Прямо над Василием из кустов выглянула густоусая физиономия. Мгновенно выпрямившись, Венцеславич оглушил шведа ударом по ушам, и выхватив из руки его тесак, провел ему по горлу. Подтянувшись за ветви, рванулся из кустов и ткнул острием другого солдата — у этого позаимствовал кинжал с закаленным узким клинком. Снова повернулся к болоту и стал пробираться по кочкам. Сзади пальнули из мушкета и пуля свистнула около уха. Следующая будет его…

И тогда сосредоточился он в сердце, отец называл такое усилие духа «смирением перед прыжком». Когда снова посмотрел на болото, на цепочку шведов, то все это показалось тонким, плоским, будто сжатым между двумя океанами Божьего света. Словно змейка выползла из крестца, стала волной, усилилась и понесла его. Он то ли бежал, то ли плыл, а взгляд вбирал всякую подробность — пузырьки на воде, растительность, цвет дернины. Мысленно расчертил он болото на ячейки, в середине каждой из них топкая мочажина, а по кочковатым краям можно и пройти. Когда голоса шведов затихли, а пальба пошла невесть куда, закончилось и его «плавание», замер он в изнеможении.

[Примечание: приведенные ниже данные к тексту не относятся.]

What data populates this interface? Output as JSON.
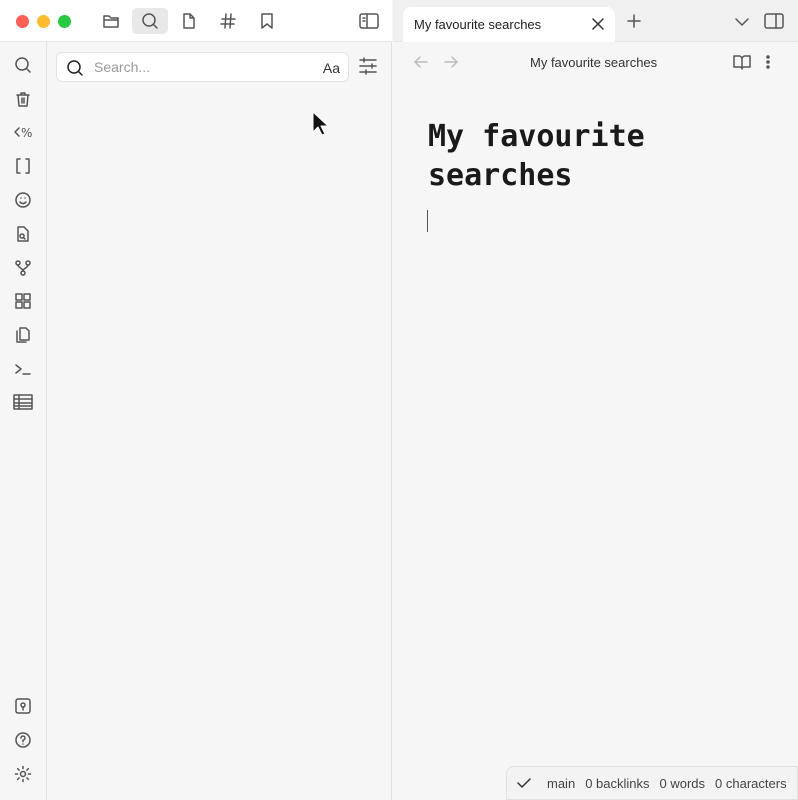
{
  "toolbar": {
    "items": [
      "file-explorer",
      "search",
      "note",
      "tags",
      "bookmarks"
    ],
    "active": "search"
  },
  "search": {
    "placeholder": "Search...",
    "match_case_label": "Aa"
  },
  "tab": {
    "title": "My favourite searches"
  },
  "header": {
    "title": "My favourite searches"
  },
  "note": {
    "title": "My favourite searches",
    "body": ""
  },
  "status": {
    "branch": "main",
    "backlinks": "0 backlinks",
    "words": "0 words",
    "characters": "0 characters"
  },
  "colors": {
    "close": "#fe5f57",
    "minimize": "#febc2e",
    "zoom": "#28c840"
  }
}
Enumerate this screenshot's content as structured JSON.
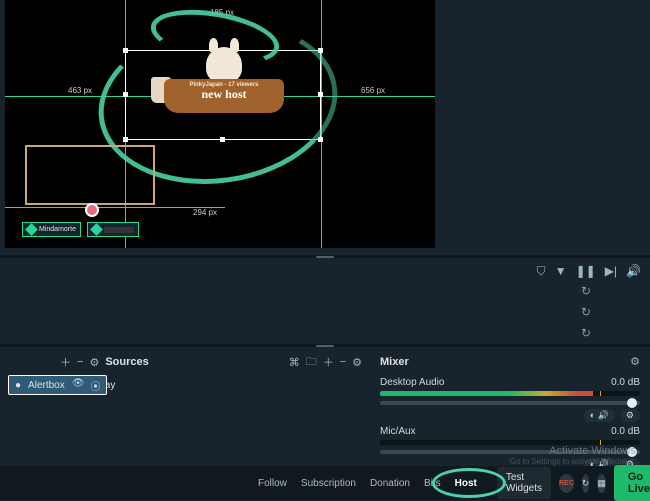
{
  "rulers": {
    "top": "185 px",
    "left": "463 px",
    "right": "656 px",
    "bottom": "294 px"
  },
  "alert": {
    "line1": "PinkyJapan - 17 viewers",
    "line2": "new host"
  },
  "chip1": "Mindamorte",
  "sources": {
    "title": "Sources",
    "items": [
      {
        "icon": "●",
        "label": "Alertbox",
        "selected": true
      },
      {
        "icon": "▥",
        "label": "Live Overlay",
        "selected": false,
        "indent": true,
        "chev": "›"
      }
    ]
  },
  "mixer": {
    "title": "Mixer",
    "channels": [
      {
        "name": "Desktop Audio",
        "db": "0.0 dB",
        "level": 82
      },
      {
        "name": "Mic/Aux",
        "db": "0.0 dB",
        "level": 0
      }
    ]
  },
  "tabs": [
    "Follow",
    "Subscription",
    "Donation",
    "Bits",
    "Host"
  ],
  "active_tab": "Host",
  "test_label": "Test Widgets",
  "go_live": "Go Live",
  "rec": "REC",
  "watermark": {
    "t": "Activate Windows",
    "s": "Go to Settings to activate Windows."
  }
}
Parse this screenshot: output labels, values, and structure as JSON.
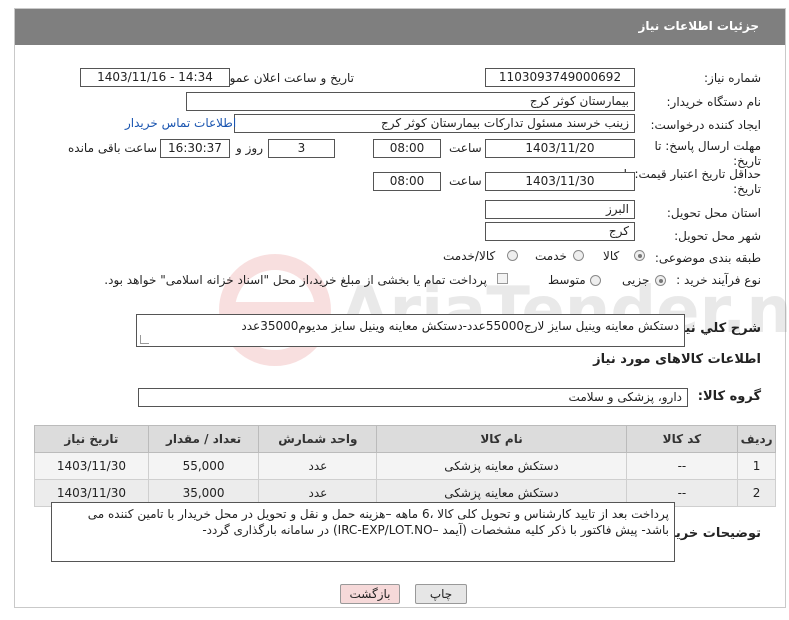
{
  "header": {
    "title": "جزئیات اطلاعات نیاز"
  },
  "labels": {
    "need_number": "شماره نیاز:",
    "announce_datetime": "تاریخ و ساعت اعلان عمومی:",
    "buyer_org": "نام دستگاه خریدار:",
    "requester": "ایجاد کننده درخواست:",
    "contact_link": "اطلاعات تماس خریدار",
    "reply_deadline_1": "مهلت ارسال پاسخ: تا",
    "reply_deadline_2": "تاریخ:",
    "time": "ساعت",
    "day_and": "روز و",
    "hours_remaining": "ساعت باقی مانده",
    "price_validity_1": "حداقل تاریخ اعتبار قیمت: تا",
    "price_validity_2": "تاریخ:",
    "delivery_province": "استان محل تحویل:",
    "delivery_city": "شهر محل تحویل:",
    "category": "طبقه بندی موضوعی:",
    "process_type": "نوع فرآیند خرید :",
    "general_desc": "شرح کلي نياز:",
    "goods_info": "اطلاعات کالاهای مورد نیاز",
    "goods_group": "گروه کالا:",
    "buyer_notes": "توضیحات خریدار:"
  },
  "values": {
    "need_number": "1103093749000692",
    "announce_datetime": "1403/11/16 - 14:34",
    "buyer_org": "بیمارستان کوثر کرج",
    "requester": "زینب خرسند مسئول تدارکات بیمارستان کوثر کرج",
    "reply_date": "1403/11/20",
    "reply_time": "08:00",
    "days": "3",
    "remaining_time": "16:30:37",
    "validity_date": "1403/11/30",
    "validity_time": "08:00",
    "province": "البرز",
    "city": "کرج",
    "general_desc": "دستکش معاینه وینیل سایز لارج55000عدد-دستکش معاینه وینیل سایز مدیوم35000عدد",
    "goods_group": "دارو، پزشکی و سلامت",
    "buyer_notes": "پرداخت بعد از تایید کارشناس و تحویل کلی کالا ،6 ماهه –هزینه حمل و نقل و تحویل در محل خریدار با تامین کننده می باشد- پیش فاکتور با ذکر کلیه مشخصات (آیمد –IRC-EXP/LOT.NO) در سامانه بارگذاری گردد-"
  },
  "category_options": {
    "goods": "کالا",
    "service": "خدمت",
    "goods_service": "کالا/خدمت",
    "selected": "کالا"
  },
  "process_options": {
    "small": "جزیی",
    "medium": "متوسط",
    "selected": "جزیی",
    "payment_note": "پرداخت تمام یا بخشی از مبلغ خرید،از محل \"اسناد خزانه اسلامی\" خواهد بود."
  },
  "table": {
    "headers": [
      "ردیف",
      "کد کالا",
      "نام کالا",
      "واحد شمارش",
      "تعداد / مقدار",
      "تاریخ نیاز"
    ],
    "rows": [
      [
        "1",
        "--",
        "دستکش معاینه پزشکی",
        "عدد",
        "55,000",
        "1403/11/30"
      ],
      [
        "2",
        "--",
        "دستکش معاینه پزشکی",
        "عدد",
        "35,000",
        "1403/11/30"
      ]
    ]
  },
  "buttons": {
    "print": "چاپ",
    "back": "بازگشت"
  },
  "watermark": {
    "text": "AriaTender.net"
  },
  "colors": {
    "header_bg": "#7f7f7f",
    "link": "#1a55b0",
    "back_btn_bg": "#f6d9d9",
    "print_btn_bg": "#e6e6e6"
  }
}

С рассветом очнулся, огляделся, с болота ушел на марь, от преследователей оторвался, но окоченел так, что едва мог пошевелить членами. Чтобы избавиться от немощи, сунул в рот последний кусочек хлеба, втянул капли с больших лопуховых листов. Прошел еще немного — от каждого его шага в образовавшейся ямке проступала вода, и местность знакомой показалась. Вот за тем валуном скрылся Вейка, когда подводы пошел прятать.

Неожиданно фыркнула неподалеку какая-то копытная тварь. Василий, рявкнув для бодрости: «Сейчас потроха-то выпущу», сделал несколько неуверенных шагов. За ивняком стояла низкорослая лошадка, та самая буланая, Вейкина, и телега его. Одна из тех, которую карел должен был спрятать в зарослях тростника неподалеку от берега ижорского. На облучке телеги сидела Вейкина дочь.

— Мне что ли потроха выпустишь, недобрый молодец?

Василий едва удержался, чтобы не расцеловать ясноглазую, вместо этого причесал пятерней слипшиеся волосы и спросил:

— Ты не заблудилась, красава?

— Ах ты, бессовестный. За вами пришла, потому что не прибыли в назначенный срок к Марьино. А ты никак на кочерге, вот и глаза мутные.

— Нет, скорее уж ты на помеле. Как лошадку с телегой нашла?

— Шла-шла и нашла. Обе подводы с грузом. По натесам на коре деревьев, которые отец оставил. Лошадок умеет он уговаривать, так что далеко не ушли. И где ж он наконец?

Заныло сердце у Венцеславича, лежит где-то окровавленное тело товарища — одиноким смерть он принял.

— Не знаю, Катя, думаю, что не жив. А я вот сбежал, прости.

Девица ненадолго закрыла глаза, сквозь веки проступили слезы, но, утерев их рукавом, сказала решительно:

— Потом погорюю, сейчас за саврасой пошли. Её я запрячь ещё не успела.

— Ты первой иди. Я с оглобельной запряжкой не шибко в ладах. Всю жизнь в седле езжу.

— Не волнуйся ты так, сын боярский. Сама справлюсь — тебе доверю только супонь затянуть.

Шведы ждали их за ижорской переправой, однако Василий и Катерина вовремя съехали с дороги в лес — одну повозку бросить пришлось. Тот груз, что не вышло перегрузить на другую, закопали до лучших времен.

Когда к Тосне подъезжали, новой опасностью повеяло — рядом враг, почти выследил. Очень бесшумный, едва заметный, но птицы тревожатся.

— Катерина, веди лошадей вдоль берега, пока водопад не увидишь. Надо разобраться, кто нам на хвост наступает. Только не прекословь. Не сейчас.

Вскоре после того как перестал слышаться скрип тележных осей, приметил он между деревьев словно бы искажения воздуха, очертания зыбкие. Сколько их там, не определить пока. Были они стремительны, как те, кто питается людской плотью.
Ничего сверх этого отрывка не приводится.